Building on the discursive and pragmatic analysis of pronoun subjects, Chapter 4 addresses the relationship between form-meaning variation and the construction of style in social contexts. It elaborates on the aforementioned continuum between subjectivity and objectivity as a basic explanatory dimension of grammatical variability. It then investigates stylistic management through three different features of speaker identity that become apparent in our corpora – sex/gender, communicative stance and socio-professional ascription. Many quantitative and qualitative data are reviewed in order to elucidate how the inherent meanings of syntactic choices contribute to the shaping of particular ways of speaker self-presentation, and how this is reflected on quantitative patterns of linguistic usage. The results are often remarkable and confirm the stylistic versatility of grammatical choices in social contexts.
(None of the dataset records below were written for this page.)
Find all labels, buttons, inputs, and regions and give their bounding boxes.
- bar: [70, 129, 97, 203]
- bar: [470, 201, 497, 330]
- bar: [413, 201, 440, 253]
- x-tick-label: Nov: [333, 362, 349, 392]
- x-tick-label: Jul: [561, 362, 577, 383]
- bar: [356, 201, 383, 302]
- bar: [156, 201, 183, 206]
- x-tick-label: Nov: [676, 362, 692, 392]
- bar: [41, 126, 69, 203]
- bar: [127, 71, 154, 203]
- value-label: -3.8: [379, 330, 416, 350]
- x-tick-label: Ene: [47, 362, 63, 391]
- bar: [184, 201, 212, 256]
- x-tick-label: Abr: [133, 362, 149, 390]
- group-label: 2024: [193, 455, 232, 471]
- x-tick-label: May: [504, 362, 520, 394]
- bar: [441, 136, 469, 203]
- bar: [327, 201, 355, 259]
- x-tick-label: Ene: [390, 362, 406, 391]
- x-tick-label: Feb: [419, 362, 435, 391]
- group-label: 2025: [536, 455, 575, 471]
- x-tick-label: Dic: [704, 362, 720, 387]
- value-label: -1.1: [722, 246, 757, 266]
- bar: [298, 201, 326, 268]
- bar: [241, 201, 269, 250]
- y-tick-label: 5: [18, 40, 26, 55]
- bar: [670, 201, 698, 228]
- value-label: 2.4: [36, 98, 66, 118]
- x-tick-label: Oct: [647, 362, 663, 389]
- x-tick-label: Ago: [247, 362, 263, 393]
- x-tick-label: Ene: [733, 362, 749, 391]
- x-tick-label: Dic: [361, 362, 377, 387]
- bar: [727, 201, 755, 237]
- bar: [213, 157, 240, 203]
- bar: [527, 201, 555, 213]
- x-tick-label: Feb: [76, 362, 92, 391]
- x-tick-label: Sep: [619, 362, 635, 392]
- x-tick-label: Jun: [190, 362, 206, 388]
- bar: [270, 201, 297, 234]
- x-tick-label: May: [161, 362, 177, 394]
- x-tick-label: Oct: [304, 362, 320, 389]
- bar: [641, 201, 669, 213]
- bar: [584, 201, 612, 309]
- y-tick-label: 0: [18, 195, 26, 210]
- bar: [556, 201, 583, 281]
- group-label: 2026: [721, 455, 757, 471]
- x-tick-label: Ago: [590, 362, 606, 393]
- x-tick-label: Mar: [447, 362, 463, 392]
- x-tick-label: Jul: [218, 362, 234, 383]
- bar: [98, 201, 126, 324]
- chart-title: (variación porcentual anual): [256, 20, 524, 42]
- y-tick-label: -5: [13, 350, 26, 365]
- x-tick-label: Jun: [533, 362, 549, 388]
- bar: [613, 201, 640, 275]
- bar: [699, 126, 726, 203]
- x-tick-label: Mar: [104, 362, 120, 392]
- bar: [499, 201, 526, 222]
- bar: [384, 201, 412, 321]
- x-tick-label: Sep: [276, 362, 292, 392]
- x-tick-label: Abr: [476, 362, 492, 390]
Finally, style is not only the main tool for the projection of some kind of personal identity across discourse; it also contributes to shape the relationships of speakers with their communicative partners. This is why in Chapter 5 we outline an approach to morphosyntactic choice from the point of view of communicative (im)politeness, this having become an important current of socio-pragmatic and interactional research in the last decades, but that has scarcely benefited from scientific advances in the quantitative study of linguistic variation and choice. We first review the notions of (im)politeness and face as usually handled in approaches to language and social interaction, as well as the main shortcomings of this line of research in its present state. Later, we go back to the phenomena of syntactic variation that constitute the main interest of this study – variable subject expression and placement –, this time from the viewpoint of their potential for the development of interpersonal relationships. Both linguistic variation and interpersonal communication turn out to be explainable as facets of the construction of meaning in communicative acts, and can be approached through the same discursive and cognitive notions. This opens a much wider range of scarcely explored paths in the study of language and communication, which will need to be extensively addressed in future research projects.